When did she start to care that MacKenzie might be angry at her? She'd been plenty angry before and with more than enough reason to be. When did…

She began to laugh.

Really laugh. Heartfelt, contagious, inappropriately timed, painful giggling.

He had civilised her.

He had fucking done it!

She pulled the dark grey sheet to her mouth and tried as she might to stop giggling before she woke him-

"Are you okay?" His voice was gravelled and husky and oh so sexy.

"Yeah," she chuckled. "Yes."

"You sure? Cos you seem to be giggling, and that's rarely a sound a man likes to hear in his bed."

She turned to her side, the giggling subsiding thankfully. "I'm sure. It was certainly not about this bed."

"Good. What was it about then?"

"You."

"Oh thanks!"

She smiled, shaking her head. "Forget it."

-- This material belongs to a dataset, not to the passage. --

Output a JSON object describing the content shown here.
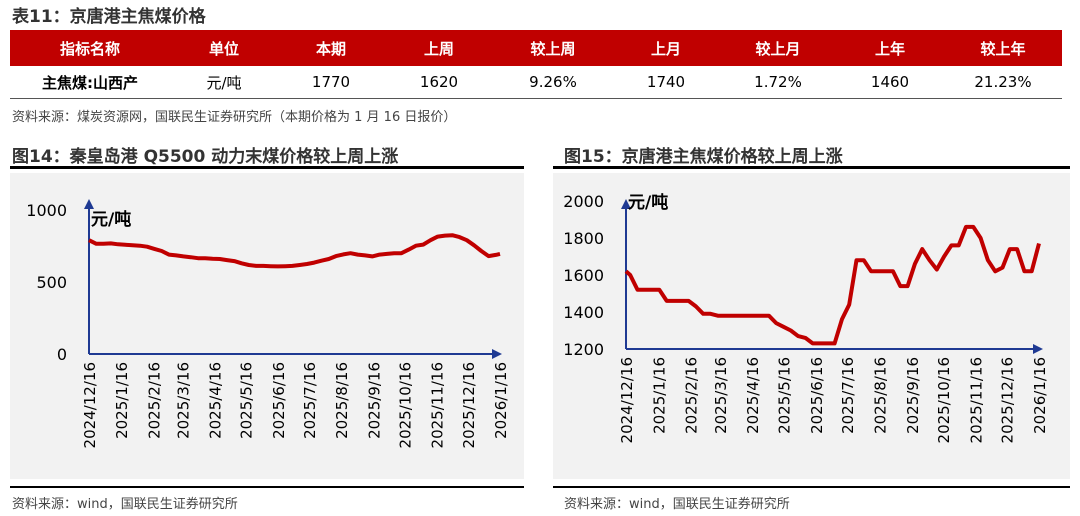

They didn't speak for a while. She tucked her hand beneath her cheek as his eyes roamed over her face. While she can and will tell herself of the good, almost admirable, intentions she may have for whatever this is… she was certainly not as pure of thought as she may lead herself to believe.

She had wanted this for years, not just since the New Year's Eve Party.

But, not just that; the job had fucked her over. She had lost respect for the World and it for her. Her trust in people was almost depleted and she had begun to hate herself long before Will decided to civilise her. She had become stuck in a trap where the only male attention she got was from guys wanting to be famous or wanting to 'accidentally' let slip mid-coitus that they were also screwing a film star.

Yes, essentially, this was barely a step up from those situations, but she and Will shared genuine feelings (even if his feelings for another could never compare). They were both on the rebound.

"You're beautiful."

Her breath caught in her throat, a hint of a smile quickly forming on her lips. He had a way of saying it and making you believe it – a crinkle in his eyes or a quirk of his mouth, she wasn't quite sure but… hell, he was going to be dangerous. "You're full of it."

"You'll get used to it," he laughed, leaning forward to kiss her.

Yep, she was going to hell. Not just for the other stuff.